Dans une perspective sociologique la société n’équivaut pas à la somme des expressions individuelles. Elle est quelque chose possédant un sens propre, une logique propre, par le fait qu’elle rend compte du lien avec un collectif d’individus constitutif du lien social. Dans ce Glossaire, d’une description d’un concept à l’autre, se visibilisent des modes de vie avec leurs fonctions propres, que les locuteurs disposant d’un point de vue soit interne soit externe à la sociologie ne perçoivent pas toujours. La référence à la radicalité de la théorie luhmannienne de la différenciation sociale occupe dans cet ouvrage une place centrale. Par exemple, Niklas Luhmann considère que la production opérationnelle d’»identité« est soumise au risque constant de sous-détermination ou de surdétermination, ce qui lui confère la fonction de neutraliser le risque de dissociation de toute sélectivité sociale. Cependant, Armin Nassehi accorde aussi de l’importance à la dimension performative des concepts par opposition aux seules significations effectives des mots, ce qui lui permet de décrire une réflexivité des concepts absente du fonctionnalisme sociologique classique. La logique des concepts se précise également au plan de l’ontologie historique en référence à une dimension kantienne des concepts apte à générer des représentations générales. Quant à Reinhart Koselleck, principal éditeur des Geschichtliche Grundbegriffe et partisan d’une sémantique historique des concepts, il a souligné qu’un mot devient un concept lorsque la plénitude de son contexte de signification politico-social est perceptible. La démarche fonctionnaliste de Koselleck permet de situer les domaines sémantiques de concepts ayant valeur d’indicateurs historiques de la transformation du monde social. Inscrits dans une telle perspective, les concepts analysés dans cet ouvrage sont donc fondamentaux parce qu’ils peuvent assumer des fonctions centrales dans les débats publics.

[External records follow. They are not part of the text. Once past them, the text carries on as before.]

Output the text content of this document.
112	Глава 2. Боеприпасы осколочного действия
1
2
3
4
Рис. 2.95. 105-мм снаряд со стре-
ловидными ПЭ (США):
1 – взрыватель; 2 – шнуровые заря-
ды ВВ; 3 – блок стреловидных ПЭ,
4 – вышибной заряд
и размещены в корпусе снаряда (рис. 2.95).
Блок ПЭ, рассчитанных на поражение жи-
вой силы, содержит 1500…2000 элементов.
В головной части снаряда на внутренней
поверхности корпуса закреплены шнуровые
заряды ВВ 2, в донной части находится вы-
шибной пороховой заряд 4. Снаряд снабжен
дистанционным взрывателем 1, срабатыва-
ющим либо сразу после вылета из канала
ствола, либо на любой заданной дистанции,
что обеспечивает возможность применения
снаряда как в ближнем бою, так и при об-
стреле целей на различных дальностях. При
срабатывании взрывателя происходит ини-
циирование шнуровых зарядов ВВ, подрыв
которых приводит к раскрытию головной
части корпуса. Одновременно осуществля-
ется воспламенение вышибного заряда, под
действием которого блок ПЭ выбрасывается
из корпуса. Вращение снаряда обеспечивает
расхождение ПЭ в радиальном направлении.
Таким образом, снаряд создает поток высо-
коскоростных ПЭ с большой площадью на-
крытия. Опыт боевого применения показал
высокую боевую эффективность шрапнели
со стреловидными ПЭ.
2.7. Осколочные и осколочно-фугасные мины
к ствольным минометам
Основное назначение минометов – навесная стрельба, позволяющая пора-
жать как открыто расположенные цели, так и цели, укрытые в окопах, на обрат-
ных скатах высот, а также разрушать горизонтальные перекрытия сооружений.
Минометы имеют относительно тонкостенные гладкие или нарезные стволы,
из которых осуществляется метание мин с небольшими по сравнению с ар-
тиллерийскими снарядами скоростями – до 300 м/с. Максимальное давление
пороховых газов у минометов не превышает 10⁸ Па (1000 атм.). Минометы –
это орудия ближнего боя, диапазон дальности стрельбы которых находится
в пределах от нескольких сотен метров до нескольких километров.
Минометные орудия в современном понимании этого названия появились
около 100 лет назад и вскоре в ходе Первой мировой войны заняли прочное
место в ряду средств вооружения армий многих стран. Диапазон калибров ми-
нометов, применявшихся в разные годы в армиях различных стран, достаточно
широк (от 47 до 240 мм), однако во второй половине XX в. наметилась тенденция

Au plan méthodologique, pour chaque notion, il s’agit de reconstruire la fonction et le problème de référence de la notion, entre origine académique et utilisation propice aux débats. Il convient ainsi de circonscrire l’usage des concepts dans un contexte de signification sociale. Il en ressort une intuition fonctionnaliste initiale, donc quelque chose qui persiste, qui se maintient de manière stable dans un environnement volatile par le fait d’une certaine obstination à laisser visible le problème à résoudre. Il s’agit alors de se situer à distance du fonctionnalisme classique issu de l’ethnologie (Malinowski), soit un fonctionnalisme dans lequel le problème de la référence est en quelque sorte présupposé. Dans la figure classique du fonctionnalisme, les problèmes de référence sont considérés comme évidents (par exemple le maintien de l’ordre normatif), et de ce fait l’observation empirique se limite à la résolution de ce problème de référence unique. Cependant, si l’on considère que Y est une fonction de X, alors Y et X sont tous deux des réalités contingentes, et cela nous interdit de poser l’un des deux côtés de manière absolue en fixant une fonction à chaque côté sous forme de finalités. Il convient de déterminer à la fois Y et X indépendamment l’un de l’autre. Ce qui permet de faire intervenir l’analyse fonctionnelle comme dimension interprétative de la sociologie, par le jeu d’une procédure de mise en relation entre différents côtés.
La méthode fonctionnaliste contemporaine considère donc son objet comme une solution, le rapporte à des problèmes relatifs au système et découvre ainsi des alternatives des »deux côtés« si l’on peut dire. Ici la méthode fonctionnaliste ne se réduit pas à une simple relation de reproduction d’un sous-système de notions par rapport au système de la société. Au-delà, elle permet de rendre compte de ce qui est tout à la fois contingent, comparable et différent dans l’ordre des mises en relation au sein d’une société. En fin de compte, décrire de manière fonctionnelle l’usage des concepts ouvre des possibles, mais pose aussi des limites aux descriptions appropriées des problèmes sociétaux concernés.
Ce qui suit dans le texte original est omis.